On Feb. 1, 2012, Indiana enacted the first right-to-work law adopted in this country in the last 10 years. The law prohibits employers and unions from making mandatory union membership (a standard provision in most union contracts) part of their labor contracts. As a result, employees in Indiana covered by union contracts will be able to decide for themselves whether or not they want to join the union and pay union dues. Indiana has become the 23rd state to enact such a law and the first in the Midwestern industrial belt to do so in decades.

The motivation behind the Indiana right-to-work law undoubtedly stemmed from several factors. On the one hand, it is likely to weaken the power of unions in Indiana as a result of the inevitable loss of members and their dues. Equally, if not more significant, Indiana can now point to the new law when it competes against other states in attracting new business. As a right-to-work state, Indiana will be viewed more favorably to prospective new employers, particularly compared to other states in the industrial Midwest and Northeast, which do not have (and are not likely to enact anytime soon) similar laws. Indiana’s image as a pro-business environment is thus likely to be enhanced.
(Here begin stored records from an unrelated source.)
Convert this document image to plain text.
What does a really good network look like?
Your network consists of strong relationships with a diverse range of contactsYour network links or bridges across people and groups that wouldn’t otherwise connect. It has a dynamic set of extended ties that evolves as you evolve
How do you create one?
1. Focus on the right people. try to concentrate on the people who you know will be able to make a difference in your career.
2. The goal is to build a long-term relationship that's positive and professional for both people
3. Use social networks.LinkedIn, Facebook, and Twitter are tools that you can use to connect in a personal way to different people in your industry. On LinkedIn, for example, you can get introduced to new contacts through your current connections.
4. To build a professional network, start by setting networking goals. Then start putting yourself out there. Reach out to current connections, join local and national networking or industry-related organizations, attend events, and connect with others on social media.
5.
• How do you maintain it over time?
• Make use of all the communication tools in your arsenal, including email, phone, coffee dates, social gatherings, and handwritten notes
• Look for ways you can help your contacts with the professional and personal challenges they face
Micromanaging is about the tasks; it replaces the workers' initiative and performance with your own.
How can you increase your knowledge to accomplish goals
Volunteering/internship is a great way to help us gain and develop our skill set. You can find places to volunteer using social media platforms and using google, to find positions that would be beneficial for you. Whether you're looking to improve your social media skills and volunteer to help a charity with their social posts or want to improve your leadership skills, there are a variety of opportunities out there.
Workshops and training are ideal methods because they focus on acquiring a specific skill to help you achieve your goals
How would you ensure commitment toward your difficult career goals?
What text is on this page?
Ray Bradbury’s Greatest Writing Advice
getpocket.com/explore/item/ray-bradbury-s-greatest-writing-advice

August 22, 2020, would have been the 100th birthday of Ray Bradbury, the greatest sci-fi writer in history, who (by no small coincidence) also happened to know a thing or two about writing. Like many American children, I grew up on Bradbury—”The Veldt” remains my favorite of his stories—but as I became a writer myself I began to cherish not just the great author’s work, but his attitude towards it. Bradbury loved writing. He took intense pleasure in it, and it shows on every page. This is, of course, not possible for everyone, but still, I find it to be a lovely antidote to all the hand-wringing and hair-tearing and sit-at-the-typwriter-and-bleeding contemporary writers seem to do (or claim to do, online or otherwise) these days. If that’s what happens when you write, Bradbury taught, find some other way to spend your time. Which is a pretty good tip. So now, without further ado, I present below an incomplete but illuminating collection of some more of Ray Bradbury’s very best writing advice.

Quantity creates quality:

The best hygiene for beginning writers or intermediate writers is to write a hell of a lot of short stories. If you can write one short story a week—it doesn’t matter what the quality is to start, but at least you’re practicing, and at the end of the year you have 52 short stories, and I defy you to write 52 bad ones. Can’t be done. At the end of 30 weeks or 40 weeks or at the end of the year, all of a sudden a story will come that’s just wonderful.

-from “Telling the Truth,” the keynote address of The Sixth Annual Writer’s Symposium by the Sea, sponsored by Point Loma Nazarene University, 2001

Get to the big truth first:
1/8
In this regard, it is probably not a coincidence that the Indiana legislature passed the law on the eve of the Super Bowl when the state will be in the national spotlight.

Aside from benefitting Indiana’s image as a pro-business environment, what else is significant about this development? First, it represents another serious setback to organized labor in general. At a time when union membership in the entire country (particularly in the private sector) is at an all-time low, this is yet one more blow to the image of unions as an economic and political force. To the extent other states feel compelled to enact similar measures, organized labor could suffer more setbacks. It also comes at a time when organized labor and its supporters have been under pressure from several fronts. Last year, the NLRB faced major criticism for its efforts to challenge Boeing’s decision to locate work in the generally nonunion environment of South Carolina (also a right to work state) instead of locating that work in its unionized facilities in the state of Washington. In addition, President Obama has struggled to win approval of his nominees to the NLRB. In the states of Wisconsin and Ohio, collective bargaining has been the subject of major confrontations. Significantly, however, at least on the state level, the confrontations to date have involved collective bargaining rights of only public sector employees. The Indiana right-to-work law is the first state effort to directly impact the role of unions in the private sector.
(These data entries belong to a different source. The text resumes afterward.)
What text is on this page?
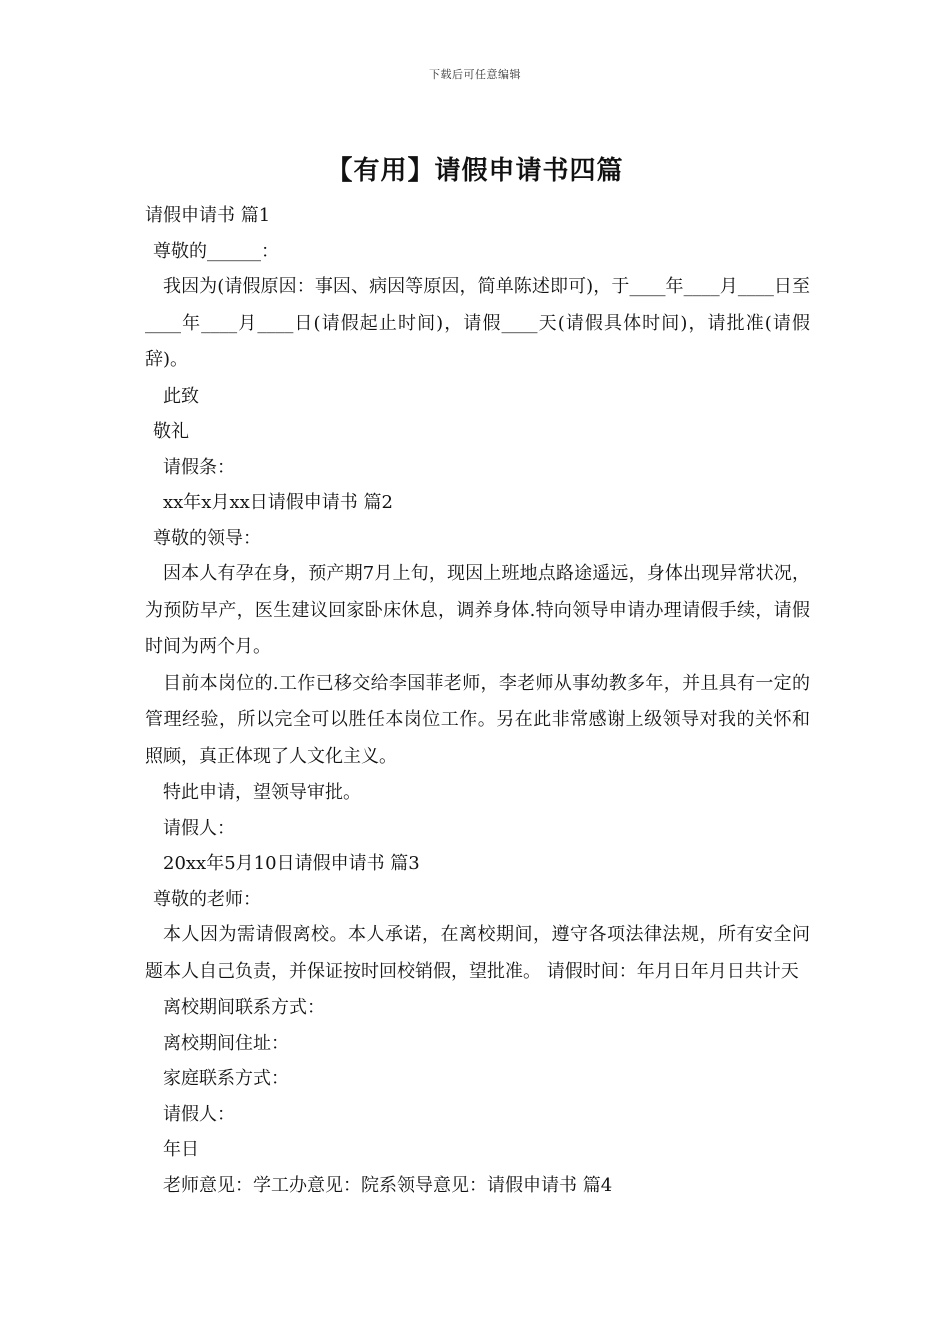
下载后可任意编辑
【有用】请假申请书四篇
请假申请书 篇1
尊敬的______：

我因为(请假原因：事因、病因等原因，简单陈述即可)，于____年____月____日至____年____月____日(请假起止时间)，请假____天(请假具体时间)，请批准(请假辞)。

此致
敬礼
请假条：
xx年x月xx日请假申请书 篇2
尊敬的领导：

因本人有孕在身，预产期7月上旬，现因上班地点路途遥远，身体出现异常状况，为预防早产，医生建议回家卧床休息，调养身体.特向领导申请办理请假手续，请假时间为两个月。

目前本岗位的.工作已移交给李国菲老师，李老师从事幼教多年，并且具有一定的管理经验，所以完全可以胜任本岗位工作。另在此非常感谢上级领导对我的关怀和照顾，真正体现了人文化主义。

特此申请，望领导审批。
请假人：
20xx年5月10日请假申请书 篇3
尊敬的老师：

本人因为需请假离校。本人承诺，在离校期间，遵守各项法律法规，所有安全问题本人自己负责，并保证按时回校销假，望批准。 请假时间：年月日年月日共计天

离校期间联系方式：
离校期间住址：
家庭联系方式：
请假人：
年日
老师意见：学工办意见：院系领导意见：请假申请书 篇4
What happens next? No one can predict the impact of Indiana’s right-to-work law on union membership in the state or the time it will take to occur. In all likelihood, the impact on Indiana employees covered by existing union contracts will occur gradually since the law only applies to union contracts entered into after March 14, 2012. On the other hand, should Indiana’s action succeed in attracting new business, it is likely other states will begin to debate whether they must take similar steps. Similar bills have already been introduced in Maryland, Missouri, New Hampshire, New Jersey and West Virginia. In response, organized labor in those states will inevitably respond by vigorously defending their status. In this election year, in which the political discourse at all levels is going to be spirited to say the least, it is fair to say the debate over right-to-work laws, both as a reflection of labor/management tensions and as part of the competition of states to attract new business, will be well worth following.